Starting your life over after a divorce means having the credit to do so. To protect yourself and your credit during the divorce process, consider the following tips:
Close joint accounts.
If your name is on an account, you are 100% liable for it.
Whether you used that account or incurred any of the debt is of no consequence to the creditor.
Your name on that account means that any derogatory information such as; late payments, charge-offs, or collections, can and will report on your credit report and ruin your credit.
So close all joint accounts and remove yourself from any “authorized user” accounts.
Starting your life over after a divorce means establishing a new “individual” credit history for yourself.

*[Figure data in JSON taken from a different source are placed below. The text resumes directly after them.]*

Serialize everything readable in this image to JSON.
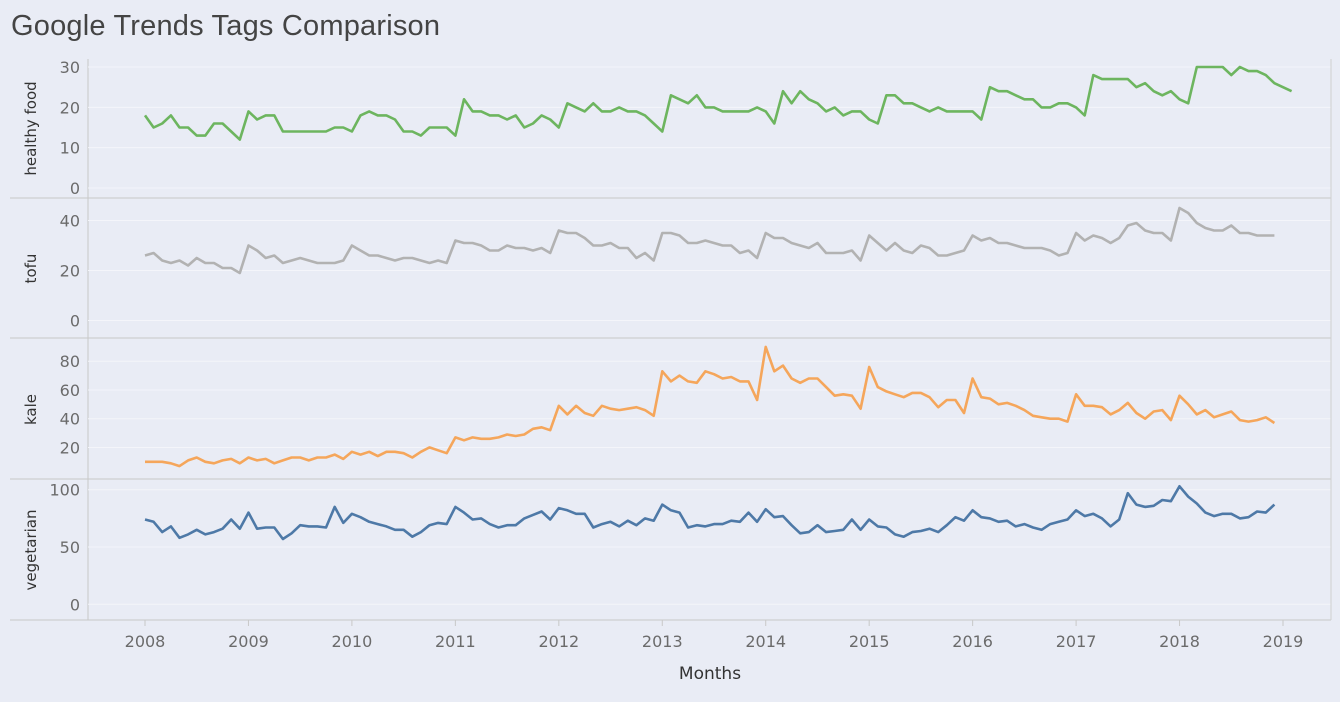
{
  "title": "Google Trends Tags Comparison",
  "chart_data": {
    "type": "line",
    "xlabel": "Months",
    "x_start": "2008-01",
    "x_ticks": [
      "2008",
      "2009",
      "2010",
      "2011",
      "2012",
      "2013",
      "2014",
      "2015",
      "2016",
      "2017",
      "2018",
      "2019"
    ],
    "grid": true,
    "series": [
      {
        "name": "healthy food",
        "color": "#6db55f",
        "yticks": [
          0,
          10,
          20,
          30
        ],
        "ylim": [
          0,
          31
        ],
        "values": [
          18,
          15,
          16,
          18,
          15,
          15,
          13,
          13,
          16,
          16,
          14,
          12,
          19,
          17,
          18,
          18,
          14,
          14,
          14,
          14,
          14,
          14,
          15,
          15,
          14,
          18,
          19,
          18,
          18,
          17,
          14,
          14,
          13,
          15,
          15,
          15,
          13,
          22,
          19,
          19,
          18,
          18,
          17,
          18,
          15,
          16,
          18,
          17,
          15,
          21,
          20,
          19,
          21,
          19,
          19,
          20,
          19,
          19,
          18,
          16,
          14,
          23,
          22,
          21,
          23,
          20,
          20,
          19,
          19,
          19,
          19,
          20,
          19,
          16,
          24,
          21,
          24,
          22,
          21,
          19,
          20,
          18,
          19,
          19,
          17,
          16,
          23,
          23,
          21,
          21,
          20,
          19,
          20,
          19,
          19,
          19,
          19,
          17,
          25,
          24,
          24,
          23,
          22,
          22,
          20,
          20,
          21,
          21,
          20,
          18,
          28,
          27,
          27,
          27,
          27,
          25,
          26,
          24,
          23,
          24,
          22,
          21,
          30,
          30,
          30,
          30,
          28,
          30,
          29,
          29,
          28,
          26,
          25,
          24
        ]
      },
      {
        "name": "tofu",
        "color": "#b2b2b2",
        "yticks": [
          0,
          20,
          40
        ],
        "ylim": [
          -3,
          47
        ],
        "values": [
          26,
          27,
          24,
          23,
          24,
          22,
          25,
          23,
          23,
          21,
          21,
          19,
          30,
          28,
          25,
          26,
          23,
          24,
          25,
          24,
          23,
          23,
          23,
          24,
          30,
          28,
          26,
          26,
          25,
          24,
          25,
          25,
          24,
          23,
          24,
          23,
          32,
          31,
          31,
          30,
          28,
          28,
          30,
          29,
          29,
          28,
          29,
          27,
          36,
          35,
          35,
          33,
          30,
          30,
          31,
          29,
          29,
          25,
          27,
          24,
          35,
          35,
          34,
          31,
          31,
          32,
          31,
          30,
          30,
          27,
          28,
          25,
          35,
          33,
          33,
          31,
          30,
          29,
          31,
          27,
          27,
          27,
          28,
          24,
          34,
          31,
          28,
          31,
          28,
          27,
          30,
          29,
          26,
          26,
          27,
          28,
          34,
          32,
          33,
          31,
          31,
          30,
          29,
          29,
          29,
          28,
          26,
          27,
          35,
          32,
          34,
          33,
          31,
          33,
          38,
          39,
          36,
          35,
          35,
          32,
          45,
          43,
          39,
          37,
          36,
          36,
          38,
          35,
          35,
          34,
          34,
          34
        ]
      },
      {
        "name": "kale",
        "color": "#f5a65b",
        "yticks": [
          20,
          40,
          60,
          80
        ],
        "ylim": [
          5,
          92
        ],
        "values": [
          10,
          10,
          10,
          9,
          7,
          11,
          13,
          10,
          9,
          11,
          12,
          9,
          13,
          11,
          12,
          9,
          11,
          13,
          13,
          11,
          13,
          13,
          15,
          12,
          17,
          15,
          17,
          14,
          17,
          17,
          16,
          13,
          17,
          20,
          18,
          16,
          27,
          25,
          27,
          26,
          26,
          27,
          29,
          28,
          29,
          33,
          34,
          32,
          49,
          43,
          49,
          44,
          42,
          49,
          47,
          46,
          47,
          48,
          46,
          42,
          73,
          66,
          70,
          66,
          65,
          73,
          71,
          68,
          69,
          66,
          66,
          53,
          90,
          73,
          77,
          68,
          65,
          68,
          68,
          62,
          56,
          57,
          56,
          47,
          76,
          62,
          59,
          57,
          55,
          58,
          58,
          55,
          48,
          53,
          53,
          44,
          68,
          55,
          54,
          50,
          51,
          49,
          46,
          42,
          41,
          40,
          40,
          38,
          57,
          49,
          49,
          48,
          43,
          46,
          51,
          44,
          40,
          45,
          46,
          39,
          56,
          50,
          43,
          46,
          41,
          43,
          45,
          39,
          38,
          39,
          41,
          37
        ]
      },
      {
        "name": "vegetarian",
        "color": "#4e79a7",
        "yticks": [
          0,
          50,
          100
        ],
        "ylim": [
          -5,
          105
        ],
        "values": [
          74,
          72,
          63,
          68,
          58,
          61,
          65,
          61,
          63,
          66,
          74,
          66,
          80,
          66,
          67,
          67,
          57,
          62,
          69,
          68,
          68,
          67,
          85,
          71,
          79,
          76,
          72,
          70,
          68,
          65,
          65,
          59,
          63,
          69,
          71,
          70,
          85,
          80,
          74,
          75,
          70,
          67,
          69,
          69,
          75,
          78,
          81,
          74,
          84,
          82,
          79,
          79,
          67,
          70,
          72,
          68,
          73,
          69,
          75,
          73,
          87,
          82,
          80,
          67,
          69,
          68,
          70,
          70,
          73,
          72,
          80,
          72,
          83,
          76,
          77,
          69,
          62,
          63,
          69,
          63,
          64,
          65,
          74,
          65,
          74,
          68,
          67,
          61,
          59,
          63,
          64,
          66,
          63,
          69,
          76,
          73,
          82,
          76,
          75,
          72,
          73,
          68,
          70,
          67,
          65,
          70,
          72,
          74,
          82,
          77,
          79,
          75,
          68,
          74,
          97,
          87,
          85,
          86,
          91,
          90,
          103,
          94,
          88,
          80,
          77,
          79,
          79,
          75,
          76,
          81,
          80,
          87
        ]
      }
    ]
  }
}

Open a few new accounts solely in your name during the divorce process to begin the process of establishing your credit.
Keep the Lines of Communication Open.
Be practical, some accounts, such as mortgages, cannot be separated or closed immediately after a divorce.
This means that you are left at the mercy of your ex when it comes to things like making mortgage or car payments on time.
Although the court may decree that it is your ex’s responsibility to pay certain loans, the creditors still have your name on the loan and will report all negative marks to your credit file.
For that reason, it is important to make sure that any and all accounts with your name on them are paid on time, even if they are your ex’s responsibility.
Communicate with your ex and make sure that those accounts are being paid, be civil, and protect your credit.